Are women who insist on wearing the hajib unselfconsciously oppressed, or–particularly in the land that gave us wet t-shirt contests–are they performing daily acts of resistance by covering their hair? In the West, where long blonde tresses signify a certain power through sexuality and set the standard for beauty, are veiled women the most daring revolutionaries? 

She continues:

By living in constant alignment with faith, they challenge the misogynist systems that compel too many Western women and girls to binge, purge, and starve themselves…American Muslim women who choose to cover undeniably act out real life resistance to the hyper-sexualization of women and girls in the West…

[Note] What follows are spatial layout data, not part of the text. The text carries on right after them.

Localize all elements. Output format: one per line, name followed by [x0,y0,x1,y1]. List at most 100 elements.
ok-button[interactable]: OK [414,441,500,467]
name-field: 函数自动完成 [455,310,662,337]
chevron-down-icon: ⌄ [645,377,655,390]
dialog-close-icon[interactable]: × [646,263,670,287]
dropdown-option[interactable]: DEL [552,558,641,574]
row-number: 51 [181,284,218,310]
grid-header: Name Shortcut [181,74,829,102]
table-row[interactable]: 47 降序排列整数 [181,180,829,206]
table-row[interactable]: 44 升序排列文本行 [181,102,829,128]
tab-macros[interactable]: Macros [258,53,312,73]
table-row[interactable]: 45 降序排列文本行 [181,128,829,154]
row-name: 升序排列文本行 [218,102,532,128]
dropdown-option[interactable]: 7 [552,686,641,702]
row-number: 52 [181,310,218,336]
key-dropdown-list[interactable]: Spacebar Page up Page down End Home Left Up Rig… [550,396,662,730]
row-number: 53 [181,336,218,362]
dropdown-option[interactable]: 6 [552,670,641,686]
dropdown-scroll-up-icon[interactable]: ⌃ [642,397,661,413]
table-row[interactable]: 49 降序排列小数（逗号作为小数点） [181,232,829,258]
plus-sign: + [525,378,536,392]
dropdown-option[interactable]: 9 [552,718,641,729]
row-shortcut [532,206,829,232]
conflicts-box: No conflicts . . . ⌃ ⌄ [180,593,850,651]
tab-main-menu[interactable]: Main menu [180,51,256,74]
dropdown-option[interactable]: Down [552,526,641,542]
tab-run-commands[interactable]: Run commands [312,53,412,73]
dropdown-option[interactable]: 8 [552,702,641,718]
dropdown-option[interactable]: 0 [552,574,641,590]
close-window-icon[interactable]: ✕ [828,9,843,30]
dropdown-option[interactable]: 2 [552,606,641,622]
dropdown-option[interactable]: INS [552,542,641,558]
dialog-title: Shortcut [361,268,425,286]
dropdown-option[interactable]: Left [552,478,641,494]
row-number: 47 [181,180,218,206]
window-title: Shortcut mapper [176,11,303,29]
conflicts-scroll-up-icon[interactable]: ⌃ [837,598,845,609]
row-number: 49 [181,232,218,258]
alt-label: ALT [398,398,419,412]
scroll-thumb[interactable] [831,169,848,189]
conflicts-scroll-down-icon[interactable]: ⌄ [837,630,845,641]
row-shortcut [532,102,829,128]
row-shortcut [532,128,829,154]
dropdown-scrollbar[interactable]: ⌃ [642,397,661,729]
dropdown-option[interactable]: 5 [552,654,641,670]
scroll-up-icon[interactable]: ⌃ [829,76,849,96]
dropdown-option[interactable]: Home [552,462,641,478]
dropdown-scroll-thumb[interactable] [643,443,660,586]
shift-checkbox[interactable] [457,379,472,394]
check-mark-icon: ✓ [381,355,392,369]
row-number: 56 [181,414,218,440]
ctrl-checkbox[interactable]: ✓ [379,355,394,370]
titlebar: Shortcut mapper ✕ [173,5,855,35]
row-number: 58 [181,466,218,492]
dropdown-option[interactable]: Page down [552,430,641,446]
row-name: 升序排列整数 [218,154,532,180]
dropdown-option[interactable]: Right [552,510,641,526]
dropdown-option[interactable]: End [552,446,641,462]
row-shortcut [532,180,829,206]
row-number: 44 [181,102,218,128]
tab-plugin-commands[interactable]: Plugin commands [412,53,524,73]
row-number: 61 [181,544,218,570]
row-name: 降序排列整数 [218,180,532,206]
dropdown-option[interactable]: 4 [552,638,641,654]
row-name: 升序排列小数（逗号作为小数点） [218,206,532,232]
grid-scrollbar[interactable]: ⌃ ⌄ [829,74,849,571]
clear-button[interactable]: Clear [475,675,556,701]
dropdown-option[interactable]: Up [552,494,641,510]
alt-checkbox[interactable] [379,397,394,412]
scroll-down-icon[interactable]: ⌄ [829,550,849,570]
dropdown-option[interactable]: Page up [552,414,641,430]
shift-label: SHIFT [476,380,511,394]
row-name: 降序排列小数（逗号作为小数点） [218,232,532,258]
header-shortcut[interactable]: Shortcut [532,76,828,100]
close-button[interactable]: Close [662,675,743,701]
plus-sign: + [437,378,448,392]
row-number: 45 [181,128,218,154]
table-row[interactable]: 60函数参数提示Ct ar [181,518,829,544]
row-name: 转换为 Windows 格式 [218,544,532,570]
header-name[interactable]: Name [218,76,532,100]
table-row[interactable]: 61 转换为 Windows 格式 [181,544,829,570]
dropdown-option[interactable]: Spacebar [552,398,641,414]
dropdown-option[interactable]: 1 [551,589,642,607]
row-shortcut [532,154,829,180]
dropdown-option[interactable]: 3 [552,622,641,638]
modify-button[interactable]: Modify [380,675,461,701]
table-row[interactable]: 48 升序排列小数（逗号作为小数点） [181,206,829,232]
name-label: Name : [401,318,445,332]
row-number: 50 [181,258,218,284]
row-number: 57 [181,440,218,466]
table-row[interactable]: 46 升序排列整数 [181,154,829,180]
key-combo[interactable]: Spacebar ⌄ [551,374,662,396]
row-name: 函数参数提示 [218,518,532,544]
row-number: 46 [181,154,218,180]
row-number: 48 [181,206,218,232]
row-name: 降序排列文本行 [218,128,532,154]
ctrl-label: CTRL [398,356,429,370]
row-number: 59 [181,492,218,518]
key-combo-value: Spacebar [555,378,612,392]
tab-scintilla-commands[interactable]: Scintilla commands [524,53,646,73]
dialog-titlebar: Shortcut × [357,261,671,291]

It takes a warrior to be a Muslim woman.

So often we non-veiled, non-Muslim women look at our veiled sisters and we feel pity that they do not have the freedoms that we have.

But what freedoms?

Is it free to feel the constant need to compare ourselves to photo-shopped bodies in magazines? Is it free to be enslaved by the ever-evolving capitalist fashion industry?  Is it free to have see those of our sex constantly objectified and sexualized by the media? Is it free to dress for the male gaze?

Is that really freedom?

Of course, some of you are already preparing your comments which are going to say, “Well, some veiled women really are oppressed!” And you’d be right.

But here’s another quote by  Ulen to ponder:

I think about the women I know who cover themselves and their daughters for the wrong reason, and then I remember I know some women who wear push-up bras for the same wrong reason: to please men.

And, I’d add, the modesty sermons in the Christian church are almost always fueled by that same wrong reason.

“Don’t let your brothers stumble!”

“A good Christian man will be more attracted to a modest woman!”

“Modest is hottest!”

…to please men.

As Ulen says,

Right now, half of American non-Muslim women encourage other women to be free by being naked and the other half desperately tries to get women and girls to cover up. Meanwhile, the men simply get dressed in the morning.

Whether we’re wearing hajibs or jeans or baggy t-shirts or mini-skirts, are our clothes making us slaves to patriarchy and consumerism? Are we letting debates over clothing keep us from being truly free? Or from embracing and loving and banding together with our sisters who dress differently?

Let’s think about that today.

I’d like to add that, it is about as easy to talk about Muslim women as it is to talk about Christian women. Islam is the second largest religion in the world and has billions of followers. Muslim women are diverse–some wear veils, some wear mini-skirts. Another thing to keep in mind!